A reminder of what’s in the sample letter
- The first question, which is general, highlights that staff is interested in differences between companies’ ESG or sustainability reports and their filings. The question asks what consideration was given to providing the same type of climate-related disclosure in SEC filings as was provided in the ESG or sustainability report.
- This line of inquiry is consistent with the staff questioning why certain information discussed in earnings calls or on the company’s website, for example, was not considered material for disclosure in SEC filings.
- The additional sample inquiries and instructions relate to specific disclosures in the risk factors and MD&A sections of a company’s Form 10-K.

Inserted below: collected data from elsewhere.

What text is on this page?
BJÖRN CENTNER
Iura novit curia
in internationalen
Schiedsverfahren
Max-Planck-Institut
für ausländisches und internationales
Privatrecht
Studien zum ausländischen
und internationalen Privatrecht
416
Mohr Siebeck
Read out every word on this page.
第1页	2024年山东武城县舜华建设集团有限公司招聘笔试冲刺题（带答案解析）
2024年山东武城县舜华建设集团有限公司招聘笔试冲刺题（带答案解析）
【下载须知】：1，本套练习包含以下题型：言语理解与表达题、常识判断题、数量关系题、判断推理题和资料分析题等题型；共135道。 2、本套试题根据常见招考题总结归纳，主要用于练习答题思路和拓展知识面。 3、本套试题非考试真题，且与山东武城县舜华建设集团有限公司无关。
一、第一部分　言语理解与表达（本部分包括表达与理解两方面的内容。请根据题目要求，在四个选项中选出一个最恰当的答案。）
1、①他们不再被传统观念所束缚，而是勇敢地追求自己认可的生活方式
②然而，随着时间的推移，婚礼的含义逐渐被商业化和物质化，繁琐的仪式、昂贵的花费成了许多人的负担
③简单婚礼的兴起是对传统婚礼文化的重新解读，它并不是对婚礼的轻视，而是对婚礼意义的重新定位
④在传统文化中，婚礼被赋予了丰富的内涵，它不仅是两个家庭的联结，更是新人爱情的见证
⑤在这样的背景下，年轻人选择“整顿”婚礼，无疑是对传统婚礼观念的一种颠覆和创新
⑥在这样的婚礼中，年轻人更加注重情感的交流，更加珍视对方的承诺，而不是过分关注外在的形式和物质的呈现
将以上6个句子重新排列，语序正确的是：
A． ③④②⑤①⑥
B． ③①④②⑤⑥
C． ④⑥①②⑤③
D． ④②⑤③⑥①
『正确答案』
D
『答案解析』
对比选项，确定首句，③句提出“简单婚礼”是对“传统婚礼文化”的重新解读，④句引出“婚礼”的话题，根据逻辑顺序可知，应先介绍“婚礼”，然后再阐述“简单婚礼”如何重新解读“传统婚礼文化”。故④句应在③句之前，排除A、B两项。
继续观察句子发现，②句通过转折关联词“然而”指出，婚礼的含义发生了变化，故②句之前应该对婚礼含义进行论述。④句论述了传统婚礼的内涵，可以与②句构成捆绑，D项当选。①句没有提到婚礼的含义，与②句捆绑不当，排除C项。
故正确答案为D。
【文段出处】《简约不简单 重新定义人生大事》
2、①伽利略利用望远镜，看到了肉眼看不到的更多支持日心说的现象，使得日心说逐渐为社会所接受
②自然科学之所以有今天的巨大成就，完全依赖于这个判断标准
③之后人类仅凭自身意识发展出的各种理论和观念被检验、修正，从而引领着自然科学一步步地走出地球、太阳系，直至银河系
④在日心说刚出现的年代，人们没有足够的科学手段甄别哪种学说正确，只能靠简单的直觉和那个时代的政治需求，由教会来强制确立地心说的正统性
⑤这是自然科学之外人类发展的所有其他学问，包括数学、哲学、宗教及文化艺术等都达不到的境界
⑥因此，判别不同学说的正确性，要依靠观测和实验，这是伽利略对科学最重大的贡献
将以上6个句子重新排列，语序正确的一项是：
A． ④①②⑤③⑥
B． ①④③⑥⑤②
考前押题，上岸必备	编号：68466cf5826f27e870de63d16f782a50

- Questions include requests for information about the material effects on the company of transitioning to a low-carbon economy (e.g. market trends, technological changes); the physical effects of climate change (e.g. floods, hurricanes); and the indirect consequences of climate-related regulation or business trends.
- The letter asks for material increased compliance costs related to climate change to be quantified, and for disclosures about the purchase or sale of carbon credits or offsets.
- Requests for revised disclosures relate to pending or existing climate-related legislation, regulations and international accords, and past and/or future capital expenditure for climate-related projects.
- The letter is accompanied by a general reminder that companies need to disclose “such further material information, if any, as may be necessary to make the required statements, in light of the circumstances under which they are made, not misleading.”